> but not everyone is like us

There will never be anything close to uniformity, so we must decide if we cripple freedom to protect the weak while increasing bureaucracy and authoritarianism, or allow natural selection to take its course while improving treatment of symptoms.

I'm empathetic to the struggle of addiction, which is a real and terrible thing, but I don't think we should create vague nanny laws as a solution. Even if you're an addict, personal responsibility is still a thing.

> allow natural selection to take its course while improving treatment of symptoms.

I have a feeling natural selection will take its course at the level of nations, with nations that do protect their weak surviving and the ones that let profit extractors exploit and abuse theirs dying off.

Darwinism exists at the level of nations, but I think you may have the outcome exactly backwards.

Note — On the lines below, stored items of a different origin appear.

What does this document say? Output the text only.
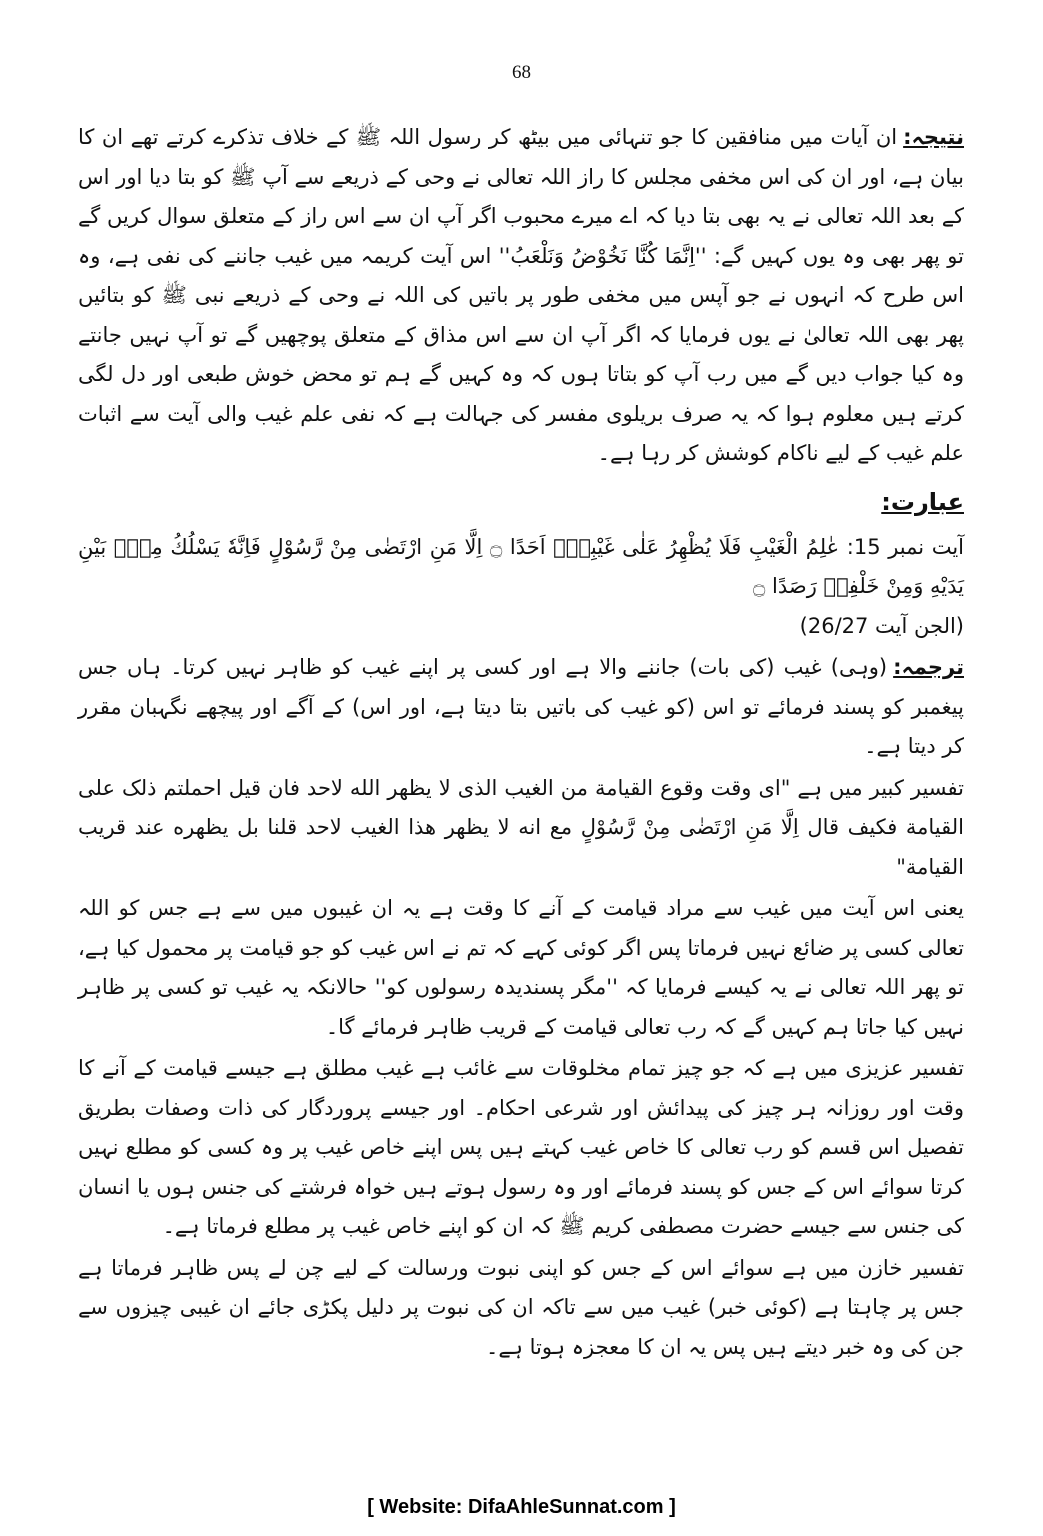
68

نتیجہ:ان آیات میں منافقین کا جو تنہائی میں بیٹھ کر رسول اللہ ﷺ کے خلاف تذکرے کرتے تھے ان کا بیان ہے، اور ان کی اس مخفی مجلس کا راز اللہ تعالی نے وحی کے ذریعے سے آپ ﷺ کو بتا دیا اور اس کے بعد اللہ تعالی نے یہ بھی بتا دیا کہ اے میرے محبوب اگر آپ ان سے اس راز کے متعلق سوال کریں گے تو پھر بھی وہ یوں کہیں گے: ''اِنَّمَا كُنَّا نَخُوْضُ وَنَلْعَبُ'' اس آیت کریمہ میں غیب جاننے کی نفی ہے، وہ اس طرح کہ انہوں نے جو آپس میں مخفی طور پر باتیں کی اللہ نے وحی کے ذریعے نبی ﷺ کو بتائیں پھر بھی اللہ تعالیٰ نے یوں فرمایا کہ اگر آپ ان سے اس مذاق کے متعلق پوچھیں گے تو آپ نہیں جانتے وہ کیا جواب دیں گے میں رب آپ کو بتاتا ہوں کہ وہ کہیں گے ہم تو محض خوش طبعی اور دل لگی کرتے ہیں معلوم ہوا کہ یہ صرف بریلوی مفسر کی جہالت ہے کہ نفی علم غیب والی آیت سے اثبات علم غیب کے لیے ناکام کوشش کر رہا ہے۔

عبارت:

آیت نمبر 15: عٰلِمُ الْغَيْبِ فَلَا يُظْهِرُ عَلٰى غَيْبِهٖٓ اَحَدًا ۝ اِلَّا مَنِ ارْتَضٰى مِنْ رَّسُوْلٍ فَاِنَّهٗ يَسْلُكُ مِنْۢ بَيْنِ يَدَيْهِ وَمِنْ خَلْفِهٖ رَصَدًا ۝
(الجن آیت 26/27)

ترجمہ:(وہی) غیب (کی بات) جاننے والا ہے اور کسی پر اپنے غیب کو ظاہر نہیں کرتا۔ ہاں جس پیغمبر کو پسند فرمائے تو اس (کو غیب کی باتیں بتا دیتا ہے، اور اس) کے آگے اور پیچھے نگہبان مقرر کر دیتا ہے۔

تفسیر کبیر میں ہے "ای وقت وقوع القیامة من الغیب الذی لا یظهر الله لاحد فان قیل احملتم ذلک علی القیامة فکیف قال اِلَّا مَنِ ارْتَضٰى مِنْ رَّسُوْلٍ مع انه لا یظهر هذا الغیب لاحد قلنا بل یظهره عند قریب القیامة"

یعنی اس آیت میں غیب سے مراد قیامت کے آنے کا وقت ہے یہ ان غیبوں میں سے ہے جس کو اللہ تعالی کسی پر ضائع نہیں فرماتا پس اگر کوئی کہے کہ تم نے اس غیب کو جو قیامت پر محمول کیا ہے، تو پھر اللہ تعالی نے یہ کیسے فرمایا کہ ''مگر پسندیدہ رسولوں کو'' حالانکہ یہ غیب تو کسی پر ظاہر نہیں کیا جاتا ہم کہیں گے کہ رب تعالی قیامت کے قریب ظاہر فرمائے گا۔

تفسیر عزیزی میں ہے کہ جو چیز تمام مخلوقات سے غائب ہے غیب مطلق ہے جیسے قیامت کے آنے کا وقت اور روزانہ ہر چیز کی پیدائش اور شرعی احکام۔ اور جیسے پروردگار کی ذات وصفات بطریق تفصیل اس قسم کو رب تعالی کا خاص غیب کہتے ہیں پس اپنے خاص غیب پر وہ کسی کو مطلع نہیں کرتا سوائے اس کے جس کو پسند فرمائے اور وہ رسول ہوتے ہیں خواہ فرشتے کی جنس ہوں یا انسان کی جنس سے جیسے حضرت مصطفی کریم ﷺ کہ ان کو اپنے خاص غیب پر مطلع فرماتا ہے۔

تفسیر خازن میں ہے سوائے اس کے جس کو اپنی نبوت ورسالت کے لیے چن لے پس ظاہر فرماتا ہے جس پر چاہتا ہے (کوئی خبر) غیب میں سے تاکہ ان کی نبوت پر دلیل پکڑی جائے ان غیبی چیزوں سے جن کی وہ خبر دیتے ہیں پس یہ ان کا معجزہ ہوتا ہے۔

[ Website: DifaAhleSunnat.com ]
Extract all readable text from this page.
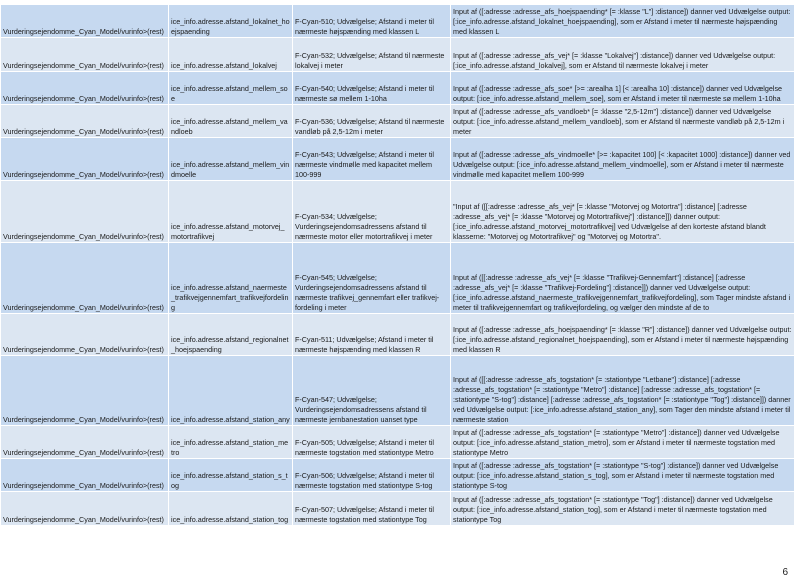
Vurderingsejendomme_Cyan_Model/vurinfo>(rest)	ice_info.adresse.afstand_lokalnet_hoejspaending	F-Cyan-510; Udvælgelse; Afstand i meter til nærmeste højspænding med klassen L	Input af ([:adresse :adresse_afs_hoejspaending* [= :klasse "L"] :distance]) danner ved Udvælgelse output: [:ice_info.adresse.afstand_lokalnet_hoejspaending], som er Afstand i meter til nærmeste højspænding med klassen L
Vurderingsejendomme_Cyan_Model/vurinfo>(rest)	ice_info.adresse.afstand_lokalvej	F-Cyan-532; Udvælgelse; Afstand til nærmeste lokalvej i meter	Input af ([:adresse :adresse_afs_vej* [= :klasse "Lokalvej"] :distance]) danner ved Udvælgelse output: [:ice_info.adresse.afstand_lokalvej], som er Afstand til nærmeste lokalvej i meter
Vurderingsejendomme_Cyan_Model/vurinfo>(rest)	ice_info.adresse.afstand_mellem_soe	F-Cyan-540; Udvælgelse; Afstand i meter til nærmeste sø mellem 1-10ha	Input af ([:adresse :adresse_afs_soe* [>= :arealha 1] [< :arealha 10] :distance]) danner ved Udvælgelse output: [:ice_info.adresse.afstand_mellem_soe], som er Afstand i meter til nærmeste sø mellem 1-10ha
Vurderingsejendomme_Cyan_Model/vurinfo>(rest)	ice_info.adresse.afstand_mellem_vandloeb	F-Cyan-536; Udvælgelse; Afstand til nærmeste vandløb på 2,5-12m i meter	Input af ([:adresse :adresse_afs_vandloeb* [= :klasse "2,5-12m"] :distance]) danner ved Udvælgelse output: [:ice_info.adresse.afstand_mellem_vandloeb], som er Afstand til nærmeste vandløb på 2,5-12m i meter
Vurderingsejendomme_Cyan_Model/vurinfo>(rest)	ice_info.adresse.afstand_mellem_vindmoelle	F-Cyan-543; Udvælgelse; Afstand i meter til nærmeste vindmølle med kapacitet mellem 100-999	Input af ([:adresse :adresse_afs_vindmoelle* [>= :kapacitet 100] [< :kapacitet 1000] :distance]) danner ved Udvælgelse output: [:ice_info.adresse.afstand_mellem_vindmoelle], som er Afstand i meter til nærmeste vindmølle med kapacitet mellem 100-999
Vurderingsejendomme_Cyan_Model/vurinfo>(rest)	ice_info.adresse.afstand_motorvej_motortrafikvej	F-Cyan-534; Udvælgelse; Vurderingsejendomsadressens afstand til nærmeste motor eller motortrafikvej i meter	"Input af ([[:adresse :adresse_afs_vej* [= :klasse "Motorvej og Motortra"] :distance] [:adresse :adresse_afs_vej* [= :klasse "Motorvej og Motortrafikvej"] :distance]]) danner output: [:ice_info.adresse.afstand_motorvej_motortrafikvej] ved Udvælgelse af den korteste afstand blandt klasserne: "Motorvej og Motortrafikvej" og "Motorvej og Motortra".
Vurderingsejendomme_Cyan_Model/vurinfo>(rest)	ice_info.adresse.afstand_naermeste_trafikvejgennemfart_trafikvejfordeling	F-Cyan-545; Udvælgelse; Vurderingsejendomsadressens afstand til nærmeste trafikvej_gennemfart eller trafikvej-fordeling i meter	Input af ([[:adresse :adresse_afs_vej* [= :klasse "Trafikvej-Gennemfart"] :distance] [:adresse :adresse_afs_vej* [= :klasse "Trafikvej-Fordeling"] :distance]]) danner ved Udvælgelse output: [:ice_info.adresse.afstand_naermeste_trafikvejgennemfart_trafikvejfordeling], som Tager mindste afstand i meter til trafikvejgennemfart og trafikvejfordeling, og vælger den mindste af de to
Vurderingsejendomme_Cyan_Model/vurinfo>(rest)	ice_info.adresse.afstand_regionalnet_hoejspaending	F-Cyan-511; Udvælgelse; Afstand i meter til nærmeste højspænding med klassen R	Input af ([:adresse :adresse_afs_hoejspaending* [= :klasse "R"] :distance]) danner ved Udvælgelse output: [:ice_info.adresse.afstand_regionalnet_hoejspaending], som er Afstand i meter til nærmeste højspænding med klassen R
Vurderingsejendomme_Cyan_Model/vurinfo>(rest)	ice_info.adresse.afstand_station_any	F-Cyan-547; Udvælgelse; Vurderingsejendomsadressens afstand til nærmeste jernbanestation uanset type	Input af ([[:adresse :adresse_afs_togstation* [= :stationtype "Letbane"] :distance] [:adresse :adresse_afs_togstation* [= :stationtype "Metro"] :distance] [:adresse :adresse_afs_togstation* [= :stationtype "S-tog"] :distance] [:adresse :adresse_afs_togstation* [= :stationtype "Tog"] :distance]]) danner ved Udvælgelse output: [:ice_info.adresse.afstand_station_any], som Tager den mindste afstand i meter til nærmeste station
Vurderingsejendomme_Cyan_Model/vurinfo>(rest)	ice_info.adresse.afstand_station_metro	F-Cyan-505; Udvælgelse; Afstand i meter til nærmeste togstation med stationtype Metro	Input af ([:adresse :adresse_afs_togstation* [= :stationtype "Metro"] :distance]) danner ved Udvælgelse output: [:ice_info.adresse.afstand_station_metro], som er Afstand i meter til nærmeste togstation med stationtype Metro
Vurderingsejendomme_Cyan_Model/vurinfo>(rest)	ice_info.adresse.afstand_station_s_tog	F-Cyan-506; Udvælgelse; Afstand i meter til nærmeste togstation med stationtype S-tog	Input af ([:adresse :adresse_afs_togstation* [= :stationtype "S-tog"] :distance]) danner ved Udvælgelse output: [:ice_info.adresse.afstand_station_s_tog], som er Afstand i meter til nærmeste togstation med stationtype S-tog
Vurderingsejendomme_Cyan_Model/vurinfo>(rest)	ice_info.adresse.afstand_station_tog	F-Cyan-507; Udvælgelse; Afstand i meter til nærmeste togstation med stationtype Tog	Input af ([:adresse :adresse_afs_togstation* [= :stationtype "Tog"] :distance]) danner ved Udvælgelse output: [:ice_info.adresse.afstand_station_tog], som er Afstand i meter til nærmeste togstation med stationtype Tog
6
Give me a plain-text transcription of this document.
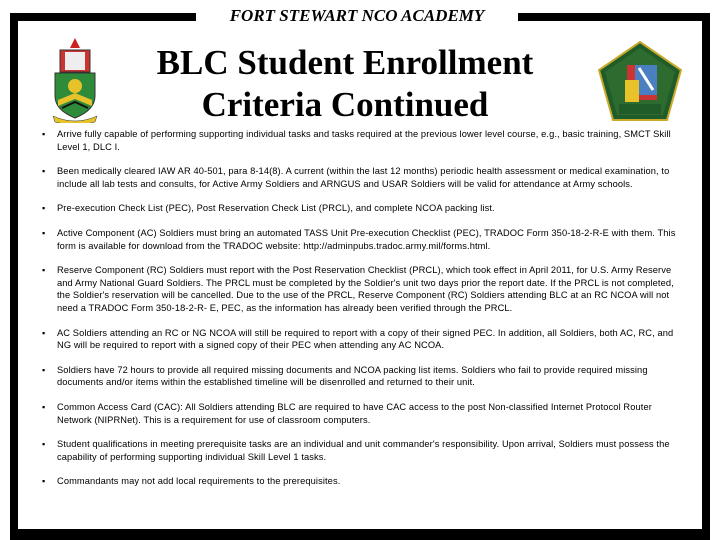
FORT STEWART NCO ACADEMY
BLC Student Enrollment
Criteria Continued
▪ Arrive fully capable of performing supporting individual tasks and tasks required at the previous lower level course, e.g., basic training, SMCT Skill Level 1, DLC I.
▪ Been medically cleared IAW AR 40-501, para 8-14(8). A current (within the last 12 months) periodic health assessment or medical examination, to include all lab tests and consults, for Active Army Soldiers and ARNGUS and USAR Soldiers will be valid for attendance at Army schools.
▪ Pre-execution Check List (PEC), Post Reservation Check List (PRCL), and complete NCOA packing list.
▪ Active Component (AC) Soldiers must bring an automated TASS Unit Pre-execution Checklist (PEC), TRADOC Form 350-18-2-R-E with them. This form is available for download from the TRADOC website: http://adminpubs.tradoc.army.mil/forms.html.
▪ Reserve Component (RC) Soldiers must report with the Post Reservation Checklist (PRCL), which took effect in April 2011, for U.S. Army Reserve and Army National Guard Soldiers. The PRCL must be completed by the Soldier's unit two days prior the report date. If the PRCL is not completed, the Soldier's reservation will be cancelled. Due to the use of the PRCL, Reserve Component (RC) Soldiers attending BLC at an RC NCOA will not need a TRADOC Form 350-18-2-R- E, PEC, as the information has already been verified through the PRCL.
▪ AC Soldiers attending an RC or NG NCOA will still be required to report with a copy of their signed PEC. In addition, all Soldiers, both AC, RC, and NG will be required to report with a signed copy of their PEC when attending any AC NCOA.
▪ Soldiers have 72 hours to provide all required missing documents and NCOA packing list items. Soldiers who fail to provide required missing documents and/or items within the established timeline will be disenrolled and returned to their unit.
▪ Common Access Card (CAC): All Soldiers attending BLC are required to have CAC access to the post Non-classified Internet Protocol Router Network (NIPRNet). This is a requirement for use of classroom computers.
▪ Student qualifications in meeting prerequisite tasks are an individual and unit commander's responsibility. Upon arrival, Soldiers must possess the capability of performing supporting individual Skill Level 1 tasks.
▪ Commandants may not add local requirements to the prerequisites.
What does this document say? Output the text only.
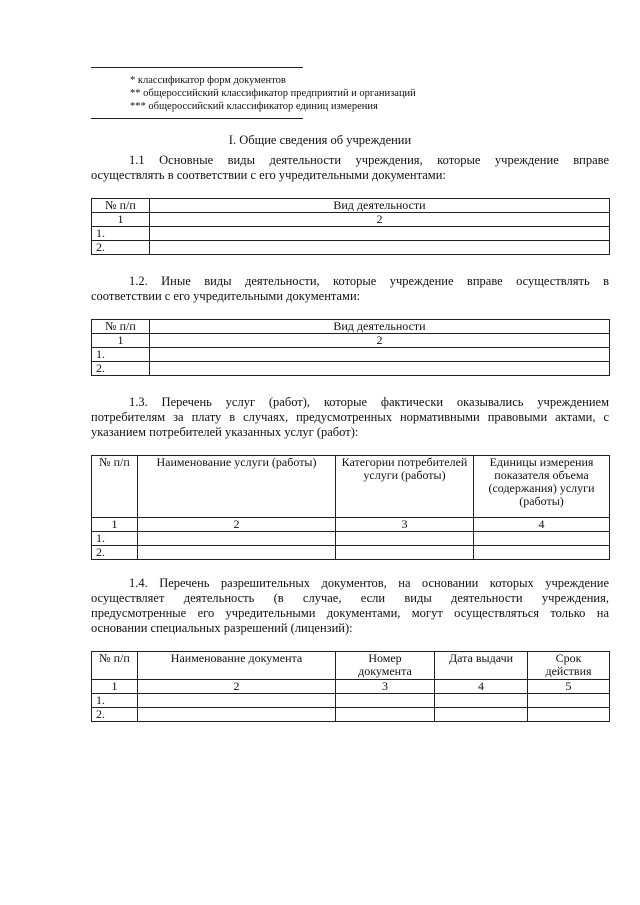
* классификатор форм документов
** общероссийский классификатор предприятий и организаций
*** общероссийский классификатор единиц измерения
I. Общие сведения об учреждении
1.1 Основные виды деятельности учреждения, которые учреждение вправе
осуществлять в соответствии с его учредительными документами:
№ п/п	Вид деятельности
1	2
1.	
2.	
1.2. Иные виды деятельности, которые учреждение вправе осуществлять в
соответствии с его учредительными документами:
№ п/п	Вид деятельности
1	2
1.	
2.	
1.3. Перечень услуг (работ), которые фактически оказывались учреждением
потребителям за плату в случаях, предусмотренных нормативными правовыми актами, с
указанием потребителей указанных услуг (работ):
№ п/п	Наименование услуги (работы)	Категории потребителей услуги (работы)	Единицы измерения показателя объема (содержания) услуги (работы)
1	2	3	4
1.			
2.			
1.4. Перечень разрешительных документов, на основании которых учреждение
осуществляет деятельность (в случае, если виды деятельности учреждения,
предусмотренные его учредительными документами, могут осуществляться только на
основании специальных разрешений (лицензий):
№ п/п	Наименование документа	Номер документа	Дата выдачи	Срок действия
1	2	3	4	5
1.				
2.				
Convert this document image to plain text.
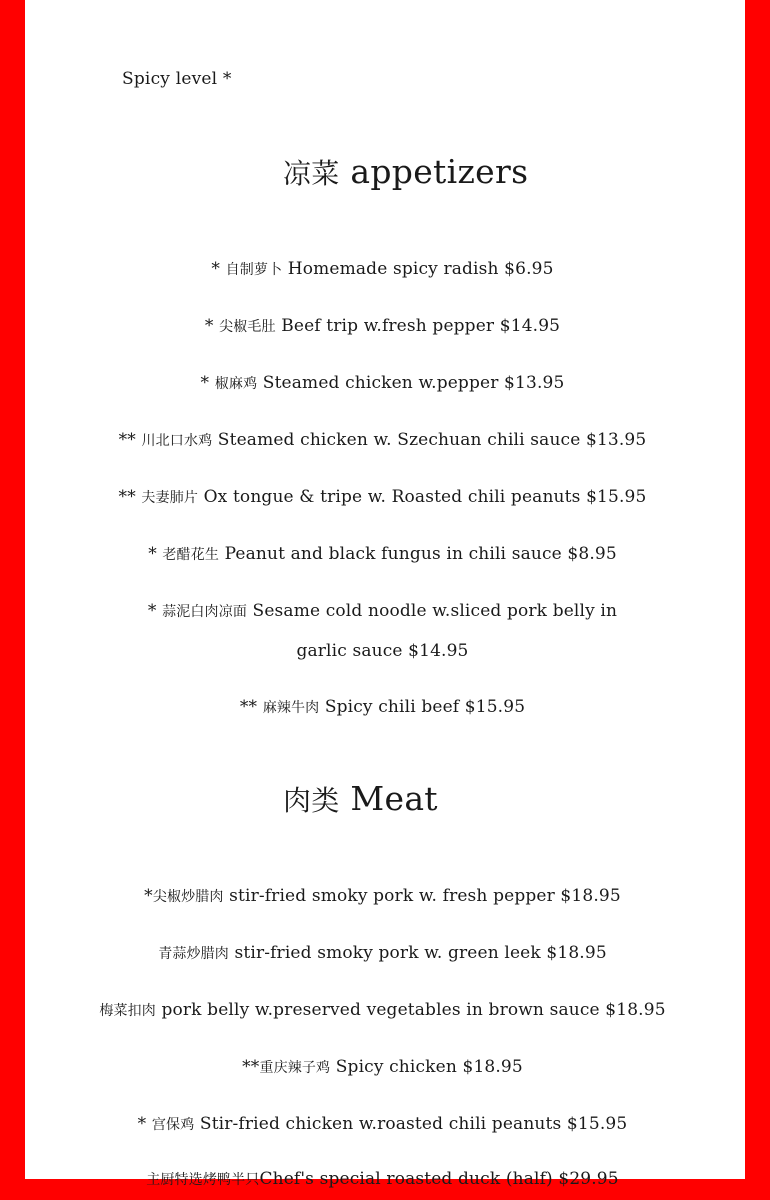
Spicy level *
凉菜 appetizers
* 自制萝卜 Homemade spicy radish $6.95
* 尖椒毛肚 Beef trip w.fresh pepper $14.95
* 椒麻鸡 Steamed chicken w.pepper $13.95
** 川北口水鸡 Steamed chicken w. Szechuan chili sauce $13.95
** 夫妻肺片 Ox tongue & tripe w. Roasted chili peanuts $15.95
* 老醋花生 Peanut and black fungus in chili sauce $8.95
* 蒜泥白肉凉面 Sesame cold noodle w.sliced pork belly in garlic sauce $14.95
** 麻辣牛肉 Spicy chili beef $15.95
肉类 Meat
*尖椒炒腊肉 stir-fried smoky pork w. fresh pepper $18.95
青蒜炒腊肉 stir-fried smoky pork w. green leek $18.95
梅菜扣肉 pork belly w.preserved vegetables in brown sauce $18.95
**重庆辣子鸡 Spicy chicken $18.95
* 宫保鸡 Stir-fried chicken w.roasted chili peanuts $15.95
主厨特选烤鸭半只Chef's special roasted duck (half) $29.95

>cripple freedom to protect the weak

This is an exaggeration intended to provoke.

>allow natural selection to take its course

This is hideous.

>I'm empathetic to the struggle of addiction

You are very strongly implying that this is untrue.

> we must decide if we cripple freedom to protect the weak

Well, we do want to protect the weak (that's a function of society, after all), and I'm totally okay with removing infinite scrolling from social media apps (or "crippling freedom" as you put it). I don't see any significant benefit it provides to individuals or society. Indeed, it has a negative impact on both. So it sounds like a win/win.